Magnetic Monopole - Grand Unified Theories

Grand Unified Theories

In more recent years, a new class of theories has also suggested the existence of magnetic monopoles.

During the early 1970s, the successes of quantum field theory and gauge theory in the development of electroweak theory and the mathematics of the strong nuclear force led many theorists to move on to attempt to combine them in a single theory known as a Grand Unified Theory (GUT). Several GUTs were proposed, most of which implied the presence of a real magnetic monopole particle. More accurately, GUTs predicted a range of particles known as dyons, of which the most basic state was a monopole. The charge on magnetic monopoles predicted by GUTs is either 1 or 2 gD, depending on the theory.

The majority of particles appearing in any quantum field theory are unstable, and they decay into other particles in a variety of reactions that must satisfy various conservation laws. Stable particles are stable because there are no lighter particles into which they can decay and still satisfy the conservation laws. For instance, the electron has a lepton number of one and an electric charge of one, and there are no lighter particles that conserve these values. On the other hand, the muon, essentially a heavy electron, can decay into the electron plus two quanta of energy, and hence it is not stable.

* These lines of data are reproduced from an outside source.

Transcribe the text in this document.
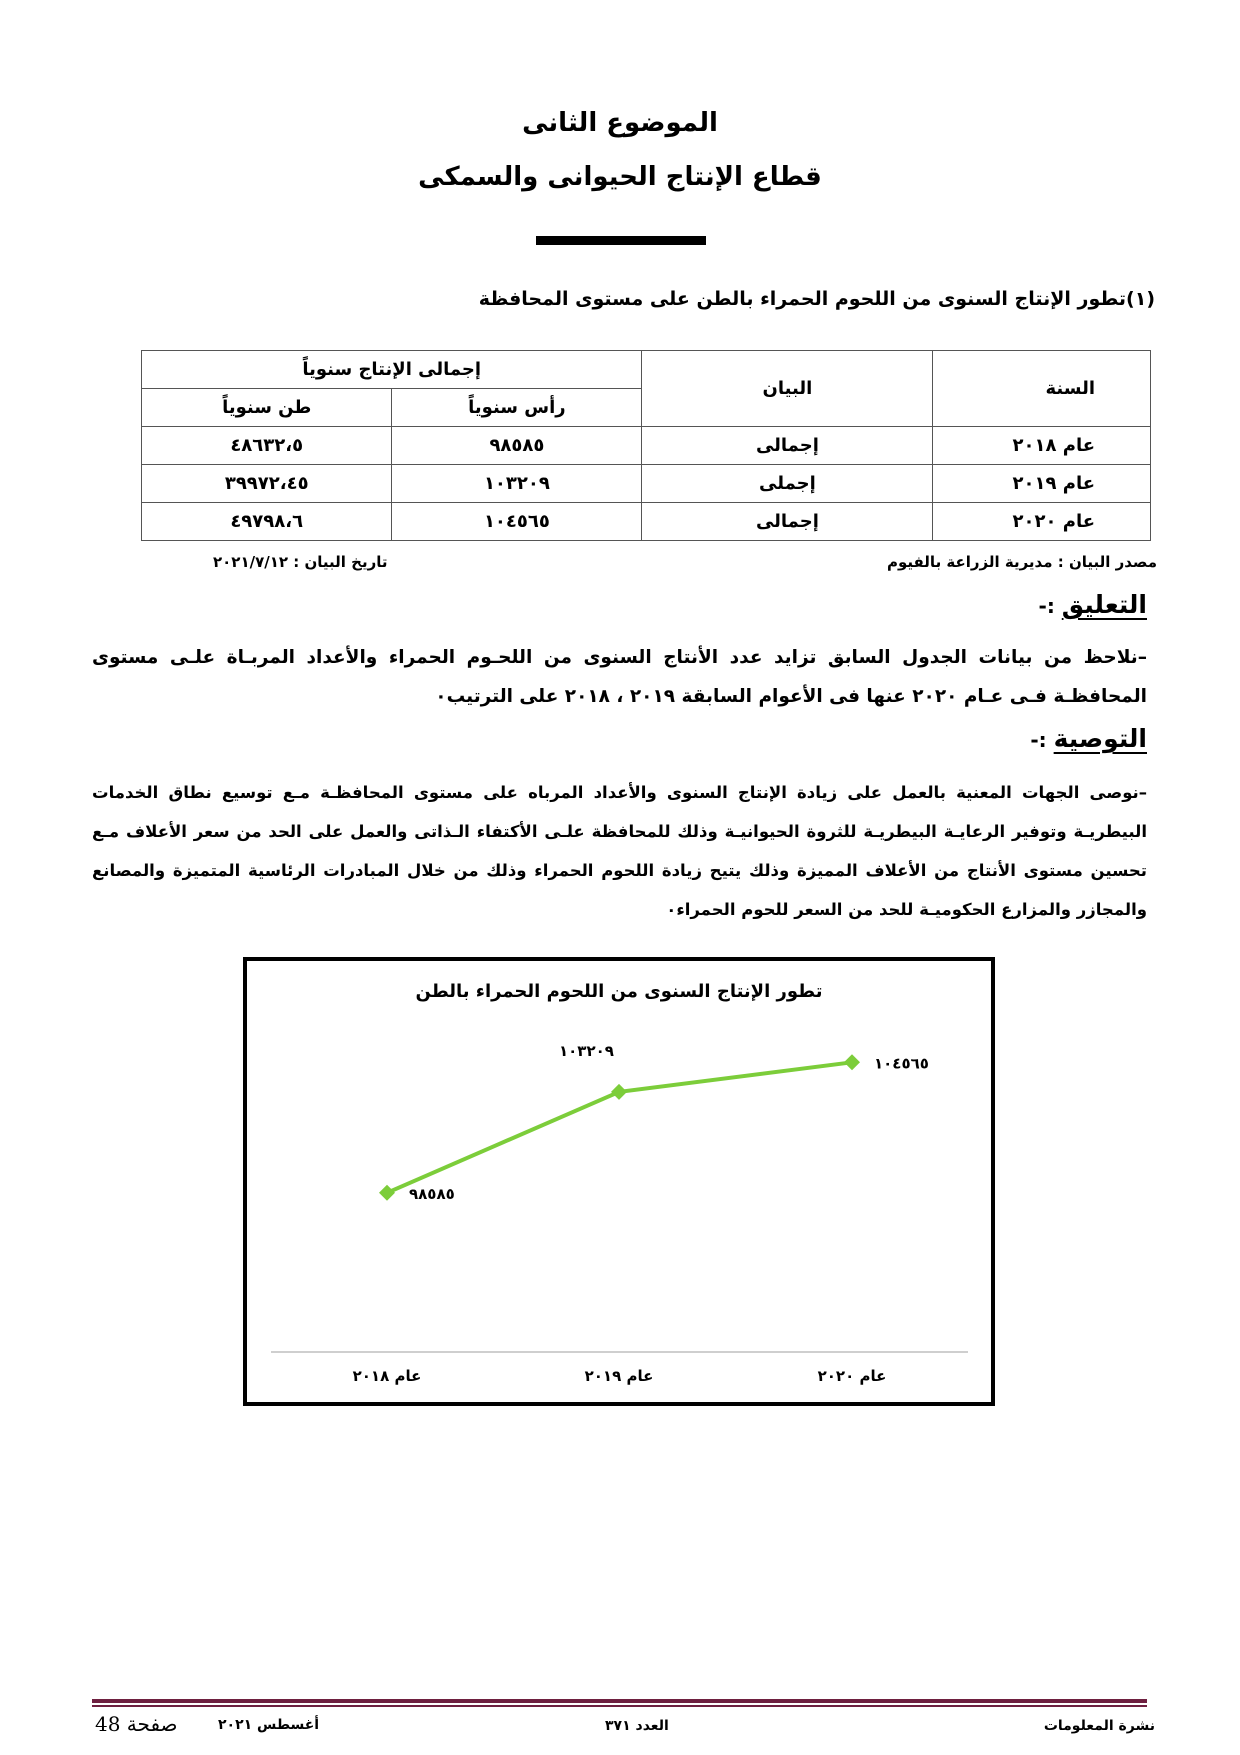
الموضوع الثانى
قطاع الإنتاج الحيوانى والسمكى
(١)تطور الإنتاج السنوى من اللحوم الحمراء بالطن على مستوى المحافظة
السنة	البيان	إجمالى الإنتاج سنوياً	
		رأس سنوياً	طن سنوياً
عام ٢٠١٨	إجمالى	٩٨٥٨٥	٤٨٦٣٢،٥
عام ٢٠١٩	إجملى	١٠٣٢٠٩	٣٩٩٧٢،٤٥
عام ٢٠٢٠	إجمالى	١٠٤٥٦٥	٤٩٧٩٨،٦
مصدر البيان : مديرية الزراعة بالفيوم
تاريخ البيان : ٢٠٢١/٧/١٢
التعليق :-
–نلاحظ من بيانات الجدول السابق تزايد عدد الأنتاج السنوى من اللحـوم الحمراء والأعداد المربـاة علـى مستوى المحافظـة فـى عـام ٢٠٢٠ عنها فى الأعوام السابقة ٢٠١٩ ، ٢٠١٨ على الترتيب٠
التوصية :-
–نوصى الجهات المعنية بالعمل على زيادة الإنتاج السنوى والأعداد المرباه على مستوى المحافظـة مـع توسيع نطاق الخدمات البيطريـة وتوفير الرعايـة البيطريـة للثروة الحيوانيـة وذلك للمحافظة علـى الأكتفاء الـذاتى والعمل على الحد من سعر الأعلاف مـع تحسين مستوى الأنتاج من الأعلاف المميزة وذلك يتيح زيادة اللحوم الحمراء وذلك من خلال المبادرات الرئاسية المتميزة والمصانع والمجازر والمزارع الحكوميـة للحد من السعر للحوم الحمراء٠
تطور الإنتاج السنوى من اللحوم الحمراء بالطن
٩٨٥٨٥
١٠٣٢٠٩
١٠٤٥٦٥
عام ٢٠١٨	عام ٢٠١٩	عام ٢٠٢٠
نشرة المعلومات
العدد ٣٧١
أغسطس ٢٠٢١
صفحة 48
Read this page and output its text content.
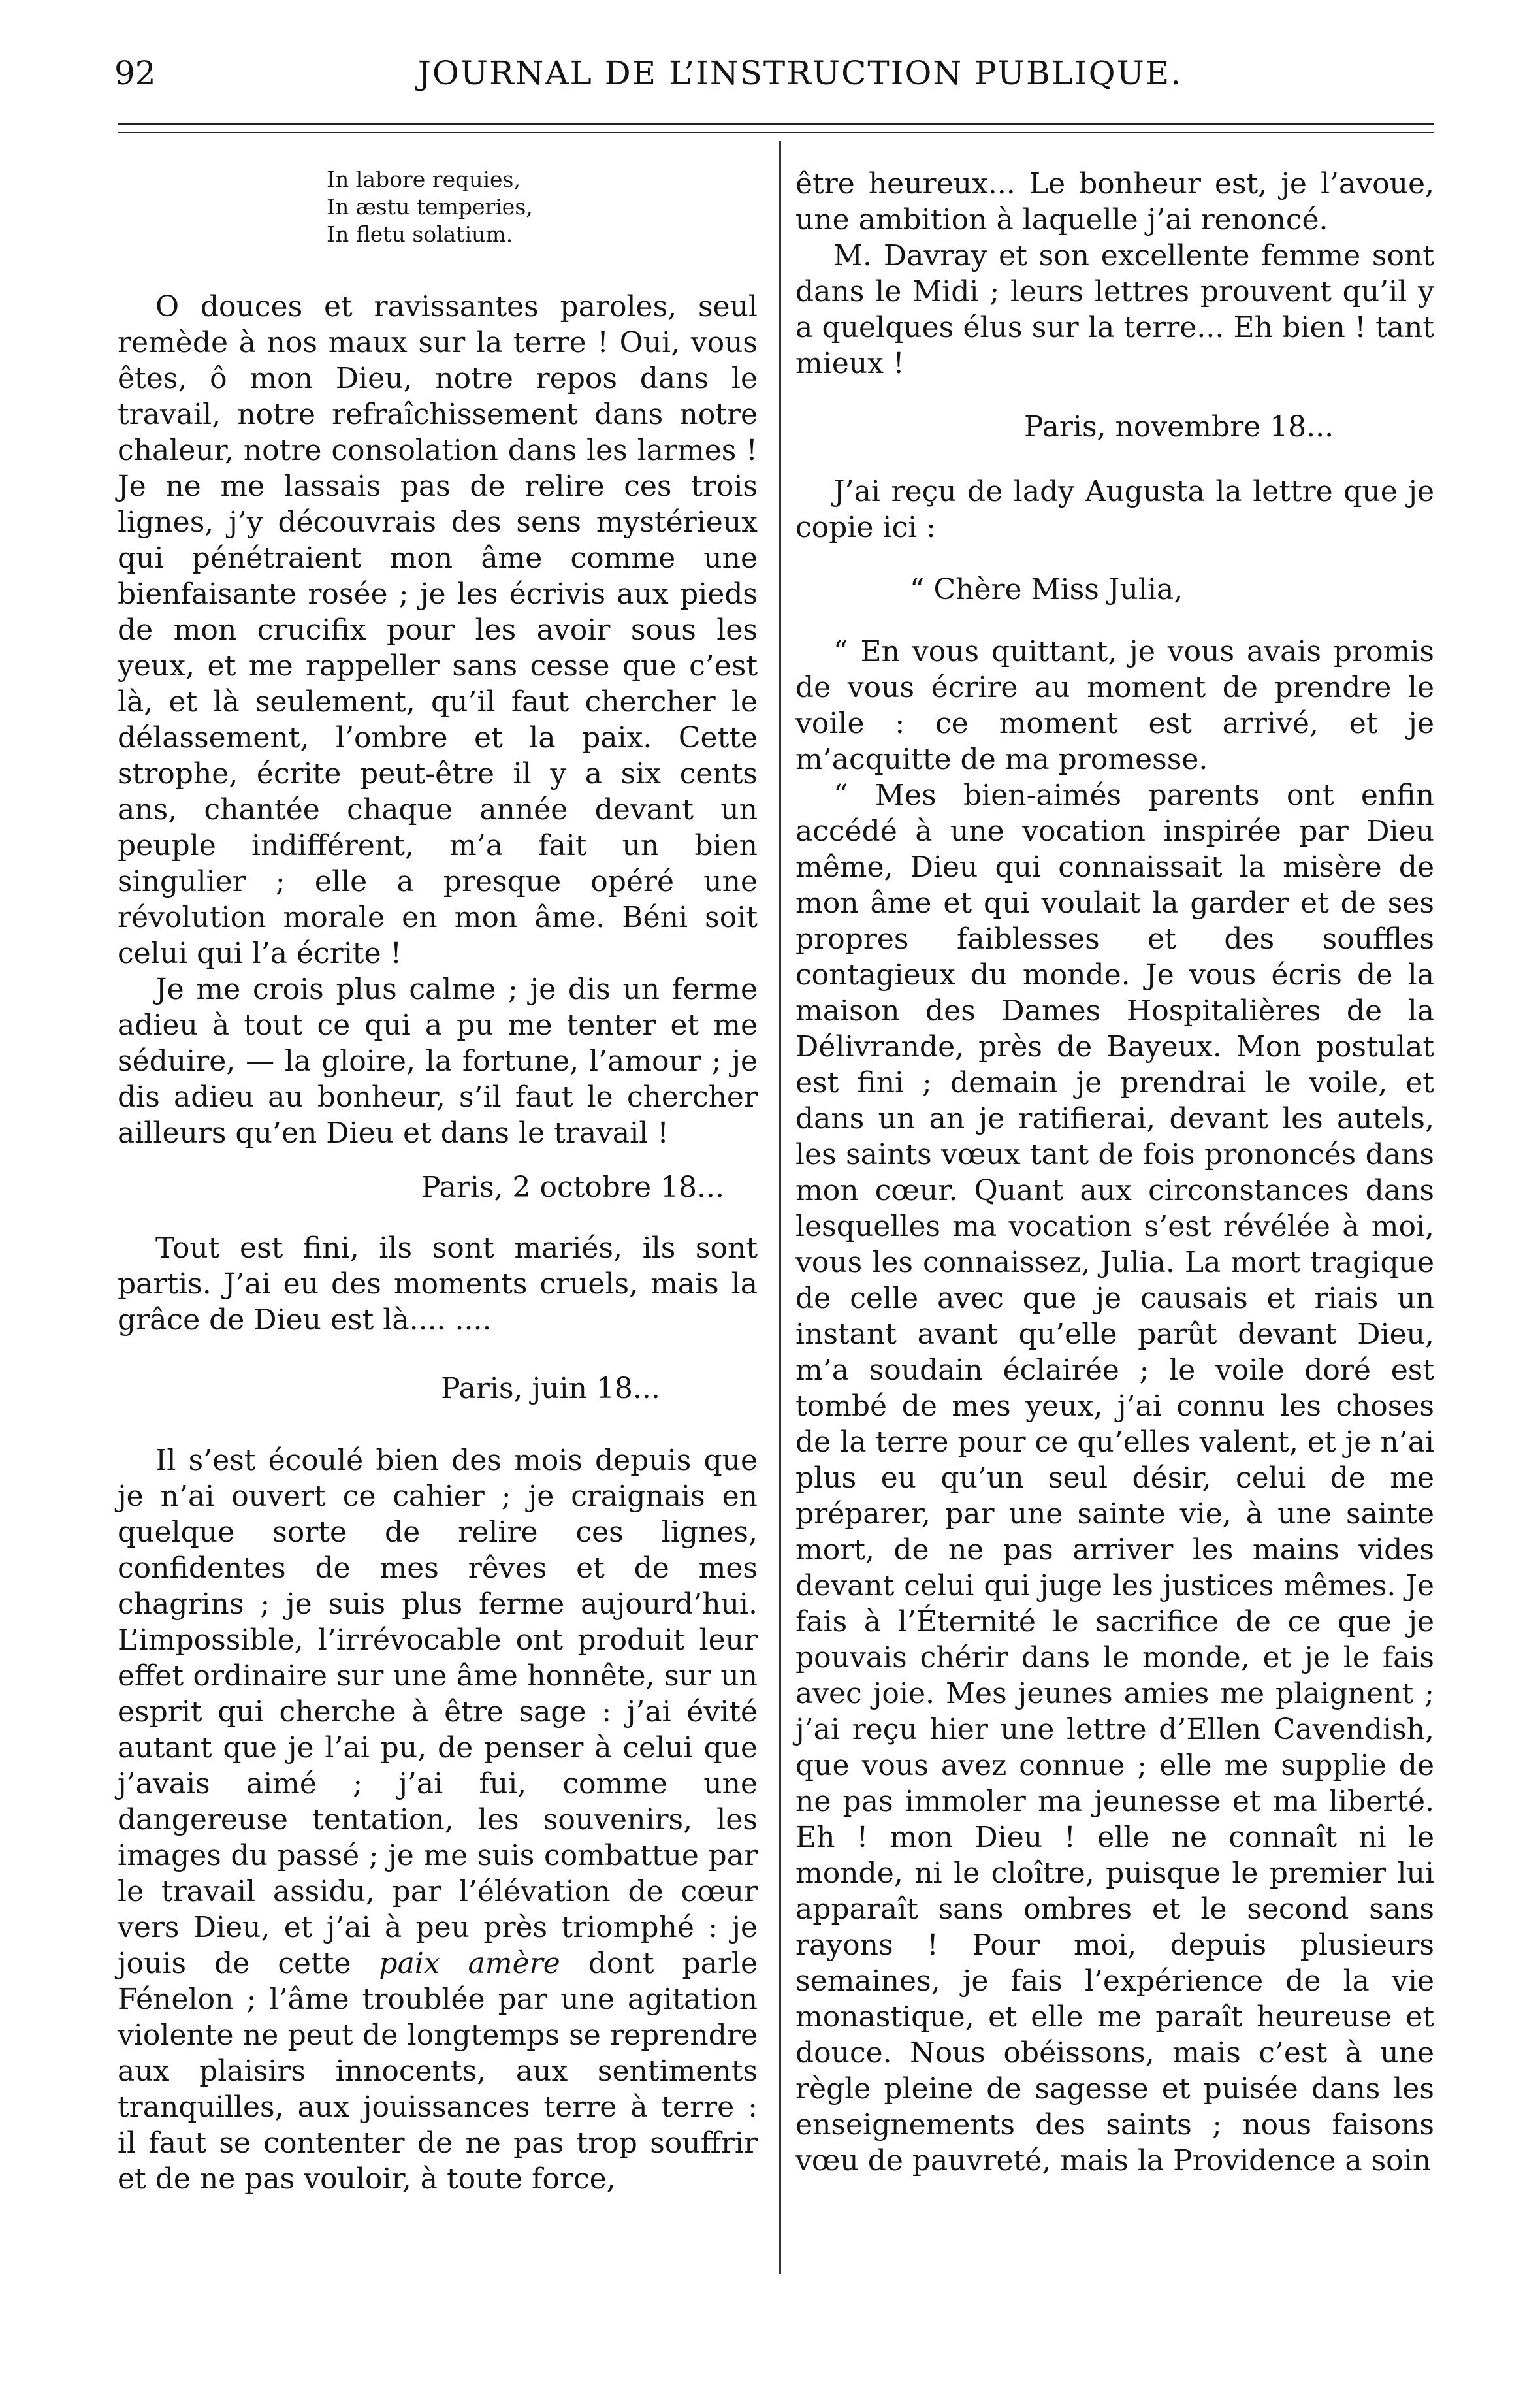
92	JOURNAL DE L’INSTRUCTION PUBLIQUE.
In labore requies,
In æstu temperies,
In fletu solatium.

O douces et ravissantes paroles, seul remède à nos maux sur la terre ! Oui, vous êtes, ô mon Dieu, notre repos dans le travail, notre refraîchissement dans notre chaleur, notre consolation dans les larmes ! Je ne me lassais pas de relire ces trois lignes, j’y découvrais des sens mystérieux qui pénétraient mon âme comme une bienfaisante rosée ; je les écrivis aux pieds de mon crucifix pour les avoir sous les yeux, et me rappeller sans cesse que c’est là, et là seulement, qu’il faut chercher le délassement, l’ombre et la paix. Cette strophe, écrite peut-être il y a six cents ans, chantée chaque année devant un peuple indifférent, m’a fait un bien singulier ; elle a presque opéré une révolution morale en mon âme. Béni soit celui qui l’a écrite !

Je me crois plus calme ; je dis un ferme adieu à tout ce qui a pu me tenter et me séduire, — la gloire, la fortune, l’amour ; je dis adieu au bonheur, s’il faut le chercher ailleurs qu’en Dieu et dans le travail !

Paris, 2 octobre 18...

Tout est fini, ils sont mariés, ils sont partis. J’ai eu des moments cruels, mais la grâce de Dieu est là.... ....

Paris, juin 18...

Il s’est écoulé bien des mois depuis que je n’ai ouvert ce cahier ; je craignais en quelque sorte de relire ces lignes, confidentes de mes rêves et de mes chagrins ; je suis plus ferme aujourd’hui. L’impossible, l’irrévocable ont produit leur effet ordinaire sur une âme honnête, sur un esprit qui cherche à être sage : j’ai évité autant que je l’ai pu, de penser à celui que j’avais aimé ; j’ai fui, comme une dangereuse tentation, les souvenirs, les images du passé ; je me suis combattue par le travail assidu, par l’élévation de cœur vers Dieu, et j’ai à peu près triomphé : je jouis de cette paix amère dont parle Fénelon ; l’âme troublée par une agitation violente ne peut de longtemps se reprendre aux plaisirs innocents, aux sentiments tranquilles, aux jouissances terre à terre : il faut se contenter de ne pas trop souffrir et de ne pas vouloir, à toute force,

être heureux... Le bonheur est, je l’avoue, une ambition à laquelle j’ai renoncé.

M. Davray et son excellente femme sont dans le Midi ; leurs lettres prouvent qu’il y a quelques élus sur la terre... Eh bien ! tant mieux !

Paris, novembre 18...

J’ai reçu de lady Augusta la lettre que je copie ici :

“ Chère Miss Julia,

“ En vous quittant, je vous avais promis de vous écrire au moment de prendre le voile : ce moment est arrivé, et je m’acquitte de ma promesse.

“ Mes bien-aimés parents ont enfin accédé à une vocation inspirée par Dieu même, Dieu qui connaissait la misère de mon âme et qui voulait la garder et de ses propres faiblesses et des souffles contagieux du monde. Je vous écris de la maison des Dames Hospitalières de la Délivrande, près de Bayeux. Mon postulat est fini ; demain je prendrai le voile, et dans un an je ratifierai, devant les autels, les saints vœux tant de fois prononcés dans mon cœur. Quant aux circonstances dans lesquelles ma vocation s’est révélée à moi, vous les connaissez, Julia. La mort tragique de celle avec que je causais et riais un instant avant qu’elle parût devant Dieu, m’a soudain éclairée ; le voile doré est tombé de mes yeux, j’ai connu les choses de la terre pour ce qu’elles valent, et je n’ai plus eu qu’un seul désir, celui de me préparer, par une sainte vie, à une sainte mort, de ne pas arriver les mains vides devant celui qui juge les justices mêmes. Je fais à l’Éternité le sacrifice de ce que je pouvais chérir dans le monde, et je le fais avec joie. Mes jeunes amies me plaignent ; j’ai reçu hier une lettre d’Ellen Cavendish, que vous avez connue ; elle me supplie de ne pas immoler ma jeunesse et ma liberté. Eh ! mon Dieu ! elle ne connaît ni le monde, ni le cloître, puisque le premier lui apparaît sans ombres et le second sans rayons ! Pour moi, depuis plusieurs semaines, je fais l’expérience de la vie monastique, et elle me paraît heureuse et douce. Nous obéissons, mais c’est à une règle pleine de sagesse et puisée dans les enseignements des saints ; nous faisons vœu de pauvreté, mais la Providence a soin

The dyons in these GUTs are also stable, but for an entirely different reason. The dyons are expected to exist as a side effect of the "freezing out" of the conditions of the early universe, or a symmetry breaking. In this scenario, the dyons arise due to the configuration of the vacuum in a particular area of the universe, according to the original Dirac theory. They remain stable not because of a conservation condition, but because there is no simpler topological state into which they can decay.

The length scale over which this special vacuum configuration exists is called the correlation length of the system. A correlation length cannot be larger than causality would allow, therefore the correlation length for making magnetic monopoles must be at least as big as the horizon size determined by the metric of the expanding universe. According to that logic, there should be at least one magnetic monopole per horizon volume as it was when the symmetry breaking took place.

Cosmological models of the events following the big bang make predictions about what the horizon volume was, which lead to predictions about present-day monopole density. Early models predicted an enormous density of monopoles, in clear contradiction to the experimental evidence. This was called the "monopole problem". Its widely-accepted resolution was not a change in the particle-physics prediction of monopoles, but rather in the cosmological models used to infer their present-day density. Specifically, the discovery of cosmic inflation drastically reduced the predicted number of magnetic monopoles, to a density small enough to make it unsurprising that humans have never seen one—with as few as one monopole predicted to be present in the entire visible universe. This resolution of the "monopole problem" was regarded as a success of cosmic inflation theory. (However, of course, it is only a noteworthy success if the particle-physics monopole prediction is correct.) For these reasons, monopoles became a major interest in the 1970s and 80s, along with the other "approachable" predictions of GUTs such as proton decay.

Many of the other particles predicted by these GUTs were beyond the abilities of current experiments to detect. For instance, a wide class of particles known as the X and Y bosons are predicted to mediate the coupling of the electroweak and strong forces, but these particles are extremely heavy and well beyond the capabilities of any reasonable particle accelerator to create.